## Classifier Baseline

В этом ноутбуке производится обучение классификатора, который по изображению коктейля предсказывает набор ингредиентов.

In [None]:
from pprint import pprint
import random
from PIL import Image
import json

import pickle
import math
from math import log
from glob import glob
from tqdm.notebook import tqdm

import numpy as np
import pandas as pd
from openvino.runtime import Core
from sklearn.preprocessing import LabelEncoder

import torch
import torch.nn as nn
from torch.utils.data import DataLoader
from torchvision.datasets import ImageFolder
import torchvision.transforms as tt
from torchvision.utils import make_grid
from torch.optim import lr_scheduler
import timm

import matplotlib.pyplot as plt
import seaborn as sns
from IPython.display import clear_output
%matplotlib inline

import warnings
warnings.filterwarnings("ignore")
sns.set(style='darkgrid', font_scale=1.2)
device = torch.device('cuda' if torch.cuda.is_available() else 'cpu')

print(device)
random.seed(0)
np.random.seed(0)

### Подготовка данных для обучения:

Получаем список коктейлей (наименование коктейля соответствует наименованию каталога)

In [None]:
cockt_list = glob('/home/maksim/Cocktails/Images/Coctails_raw/*', )
cockt_list = sorted([x[43:] for x in cockt_list])

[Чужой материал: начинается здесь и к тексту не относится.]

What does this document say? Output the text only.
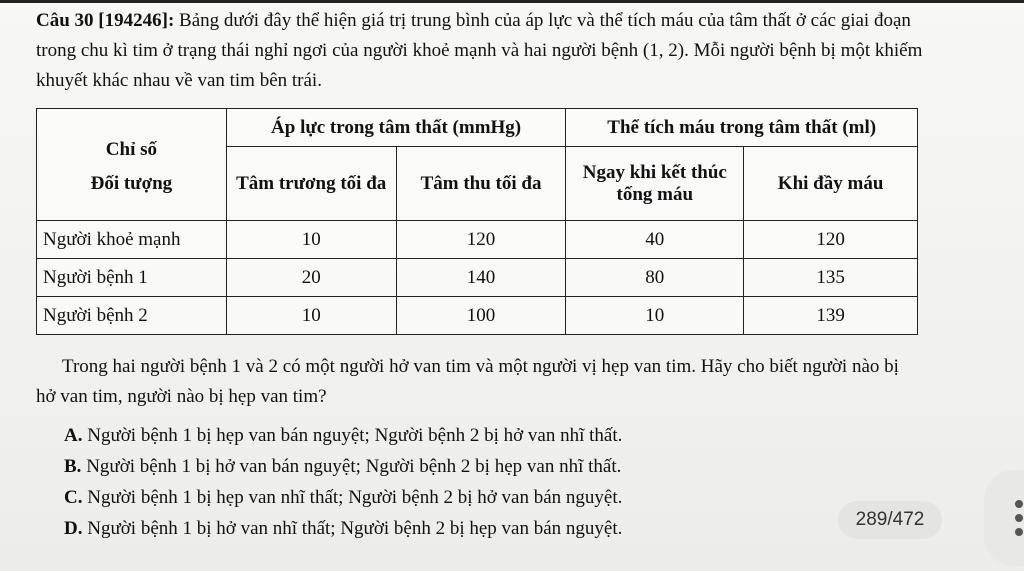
Câu 30 [194246]: Bảng dưới đây thể hiện giá trị trung bình của áp lực và thể tích máu của tâm thất ở các giai đoạn trong chu kì tim ở trạng thái nghỉ ngơi của người khoẻ mạnh và hai người bệnh (1, 2). Mỗi người bệnh bị một khiếm khuyết khác nhau về van tim bên trái.
Chỉ số
Đối tượng	Áp lực trong tâm thất (mmHg)		Thể tích máu trong tâm thất (ml)	
	Tâm trương tối đa	Tâm thu tối đa	Ngay khi kết thúc tống máu	Khi đầy máu
Người khoẻ mạnh	10	120	40	120
Người bệnh 1	20	140	80	135
Người bệnh 2	10	100	10	139
Trong hai người bệnh 1 và 2 có một người hở van tim và một người vị hẹp van tim. Hãy cho biết người nào bị hở van tim, người nào bị hẹp van tim?
A. Người bệnh 1 bị hẹp van bán nguyệt; Người bệnh 2 bị hở van nhĩ thất.
B. Người bệnh 1 bị hở van bán nguyệt; Người bệnh 2 bị hẹp van nhĩ thất.
C. Người bệnh 1 bị hẹp van nhĩ thất; Người bệnh 2 bị hở van bán nguyệt.
D. Người bệnh 1 bị hở van nhĩ thất; Người bệnh 2 bị hẹp van bán nguyệt.	289/472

Читаем из конфига (json заполняется руками) наименования ингредиентов на двух языках.

In [None]:
# Opening ingredients JSON config
with open('config/ingredients.json', 'r') as f:
    ingedients_config = json.load(f)

class_labels = ingedients_config["idx"]
id2rus_genitive = ingedients_config["id2rus_genitive"]
class_labels_ru = np.array([id2rus_genitive[idx] for idx in class_labels])

class_dict = dict()
for i in range(len(class_labels)):
    class_dict[class_labels[i]] = i

Проверяем, что русскоязычные наименования соответствуют идентификаторам.

In [None]:
for idx, rus in zip(class_labels, class_labels_ru):
    print(idx, ' = ', rus)

Читаем из конфига (json заполняется руками) рецепты коктейлей.

In [None]:
# Opening recipes JSON config
with open('config/recipes.json', 'r') as f:
    text_recipes = json.load(f)

Проверяем, что перечень ингредиентов в двух конфигах совпадает:

In [None]:
ing_set = set()
for rec in text_recipes:
    ing_set.update(text_recipes[rec])
    
print(all(a == b for a, b in zip(sorted(ing_set), sorted(class_labels))))
print(len(ing_set) == len(class_labels))

Проверяем, что список коктейлей в каталоге совпадает со списком в конфиге:

In [None]:
print(all(folder == conf for folder, conf in zip(cockt_list, text_recipes.keys())))
print(len(cockt_list) == len(text_recipes))

Формируем векторные представления рецептов.

In [None]:
recipes = dict()
for cocktail, recipe in text_recipes.items():
    arr = torch.zeros(len(class_labels), dtype=torch.int)
    arr[[class_dict[ingr] for ingr in recipe]] = 1
    recipes[cocktail] = arr

Задаём размер изображения, каталог с изображениями (убучающей выборкой) и константы нормализации:

In [None]:
# Opening model JSON config
with open('config/model.json', 'r') as f:
    model_conf = json.load(f)

In [None]:
image_size = model_conf['image_size']
crop_size = model_conf['crop_size']
DATA_DIR = '/home/maksim/Cocktails/Images/Coctails_raw/'
stats = (0.5, 0.5, 0.5), (0.5, 0.5, 0.5)
print(f'Imge size = {image_size}x{image_size}')
print(f'Crop size = {crop_size}x{crop_size}')

In [None]:
def show_generated_images(generated):
    clear_output(wait=True)
    plt.figure(figsize=(24, 8))
    for k in range(len(generated)):
        plt.subplot(1, len(generated), k+1)
        plt.imshow(denorm(np.rollaxis(generated[k].numpy(), 0, 3)))
        plt.axis('off')
    plt.show()

def denorm(img_tensors):
    return img_tensors * stats[1][0] + stats[0][0]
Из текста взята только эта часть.